Interviews
Dans le massif d’Helgrindur – péninsule de Snæfellsnes (Islande)
Année 2020
© Pierre-Antoine Guillotel
Pierre-Antoine Guillotel – Terre de glace en feu
propos recueillis par Anna-Katharina Lauer
Archives des interviews
Après avoir voyagé en Amérique du Sud et en Océanie, pourquoi avoir choisi l’Islande ?
Je ressens un appel profond pour l’Arctique. J’y suis venu peu à peu, comme aimanté par un champ invisible. La désolation des paysages boréaux et l’expression si particulière de la nature sauvage sous les hautes latitudes m’ont depuis toujours, je crois, fasciné.
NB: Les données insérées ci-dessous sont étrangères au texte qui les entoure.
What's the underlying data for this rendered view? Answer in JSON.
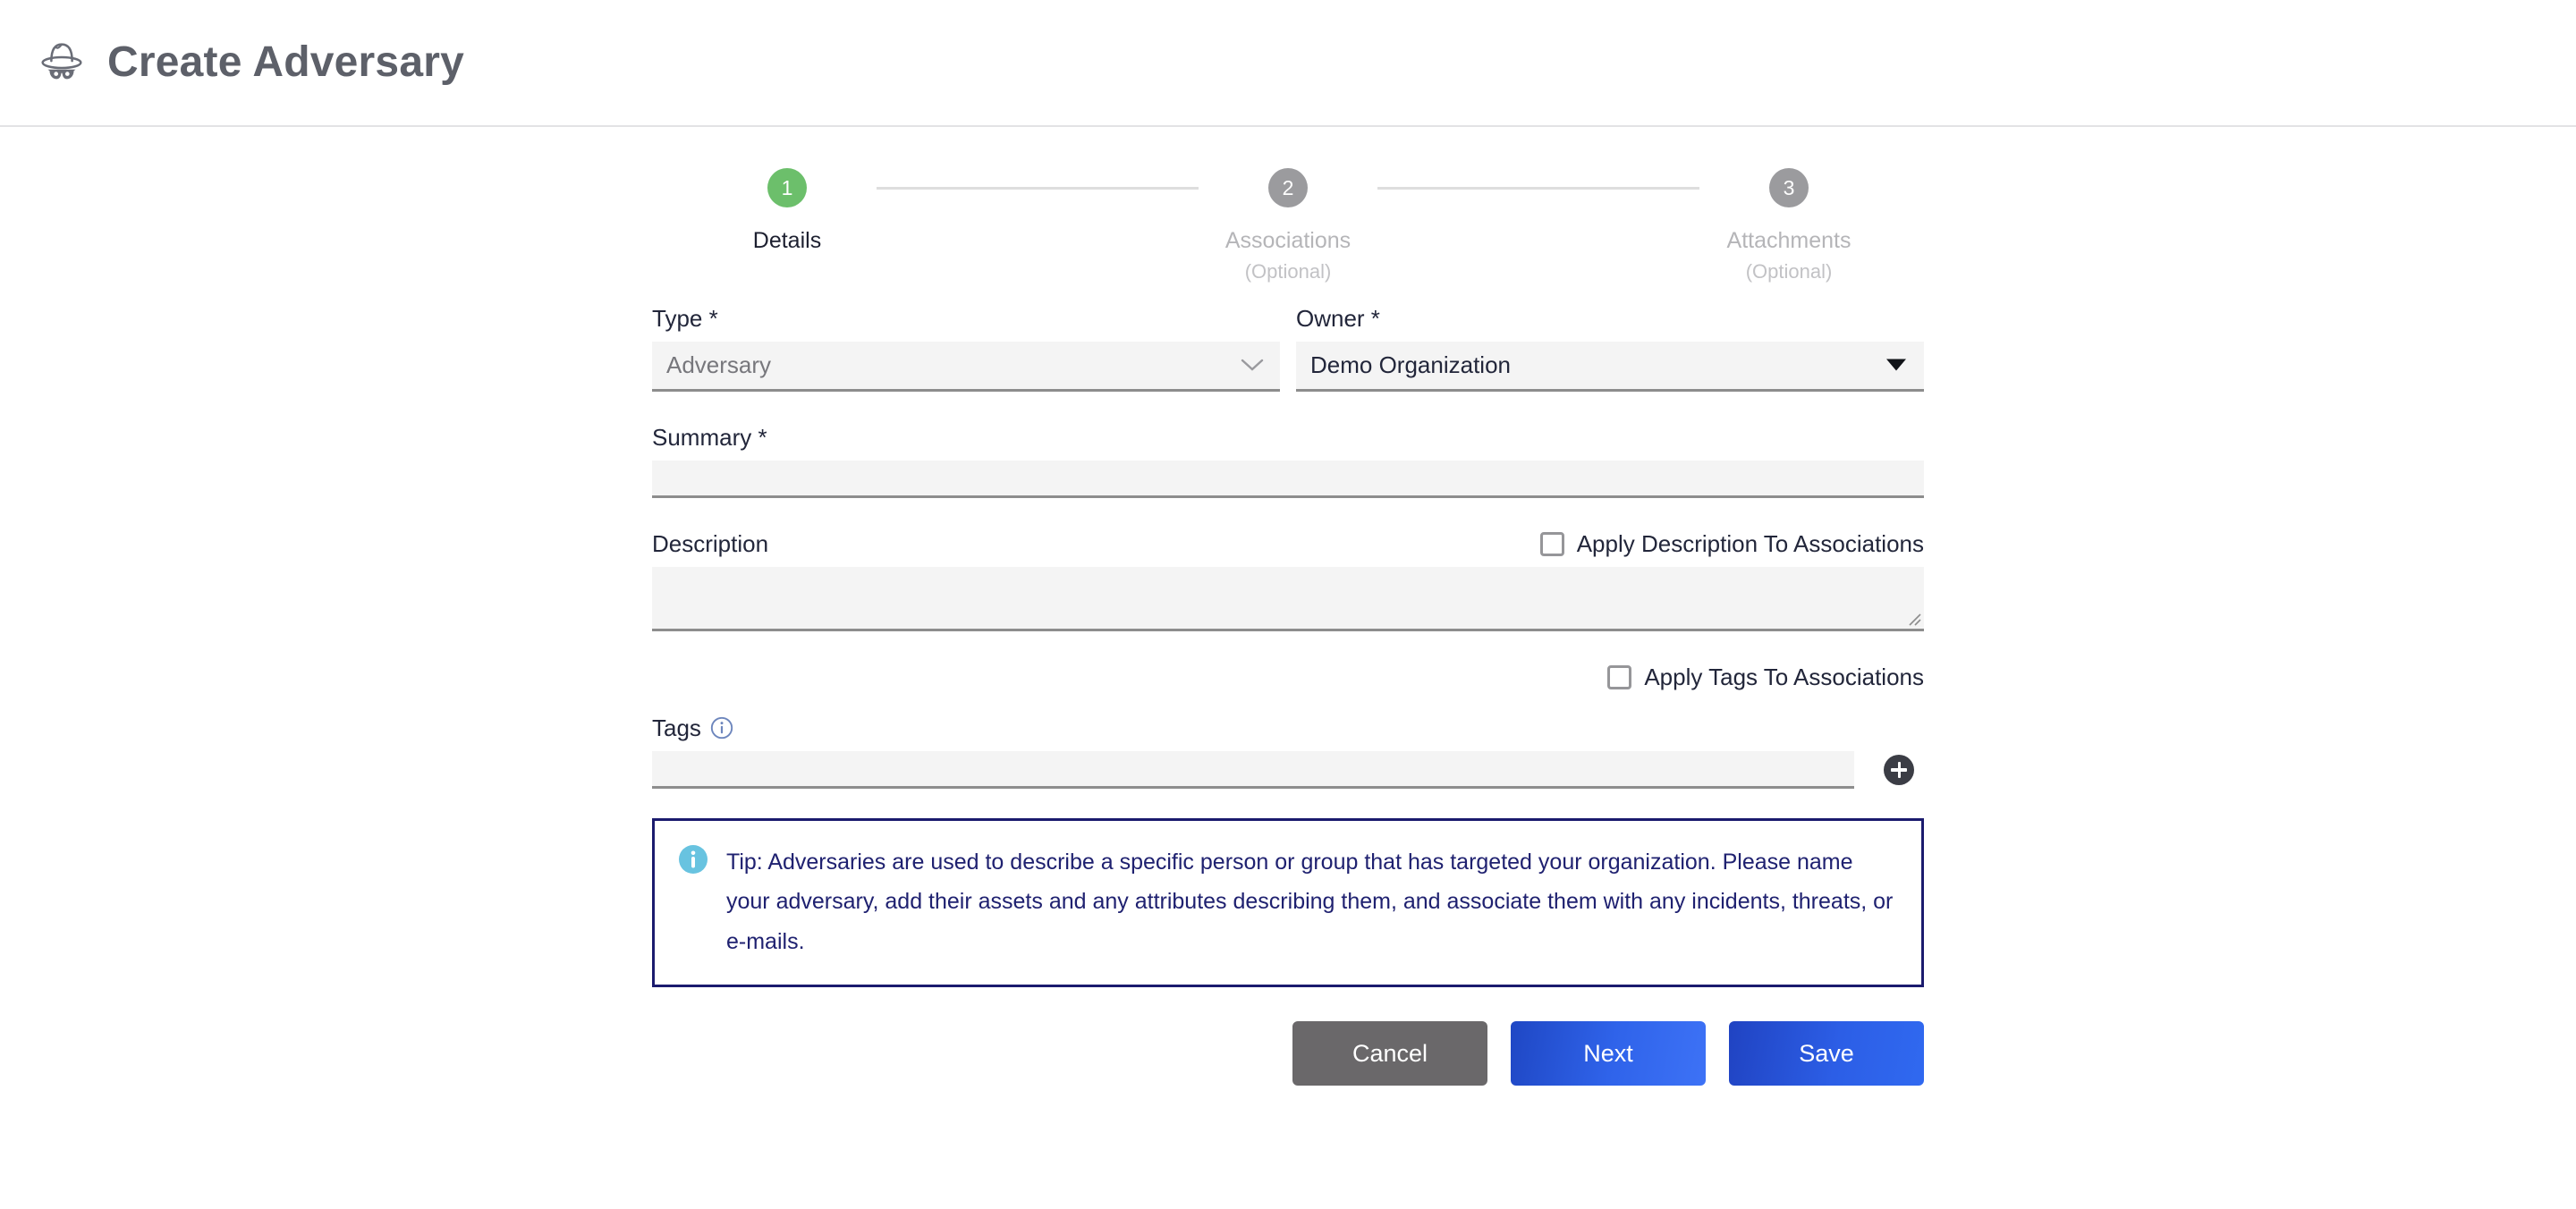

À 24 ans, au sommet de l’Illimani, à 6 438 mètres, puis dans les rafales de la Terre de Feu, je me souviens avoir murmuré : ? Il faut aller au Nord. Là où tout se simplifie. » Deux ans plus tard vinrent l’Australie et les campagnes de pêche en mer de Tasmanie. De retour à Sydney, une chute m’immobilisa dans un fauteuil roulant et mon désir de traverser à pied les territoires de glace et de toundra se mua en une obsession viscérale : la périphérie du cercle polaire s’imposa alors d’elle-même comme point de départ. Et après avoir balayé du regard le 66° N, mon œil à la carte s’arrêta sur l’Islande.
À quelles difficultés le marcheur est-il confronté ?
Avant tout à ses faiblesses d’homme moderne, c’est-à-dire ses limites physiques et les errances de son esprit d’aventure. Ensuite, marcher dans l’Islande sauvage, c’est délibérément emprunter une voie qui n’a rien d’évident, qui n’est pas tracée par l’homme mais esquissée par la géographie, entravée par des conditions météorologiques désastreuses et toujours changeantes. Traverser les rivières glaciaires à gué, avec son sac sur le dos, affronter seul le blizzard sur le glacier Langjökull, passer à travers un pont de neige par -25 °C, exhorter ses orteils gelés à avancer alors qu’un vent du nord se lève sur le plateau des Hautes Terres et chaque soir d’hiver réparer l’arceau de sa tente effondrée : voilà des obstacles qui subliment l’expérience en l’intensifiant. Ainsi, parce qu’il cherche une profonde connivence avec la nature qu’il traverse, le marcheur se soumet aux conditions de son environnement. Indissociable de l’effort à fournir et du risque à endurer, c’est sa façon respectueuse et poétique d’arpenter le monde, de l’épouser.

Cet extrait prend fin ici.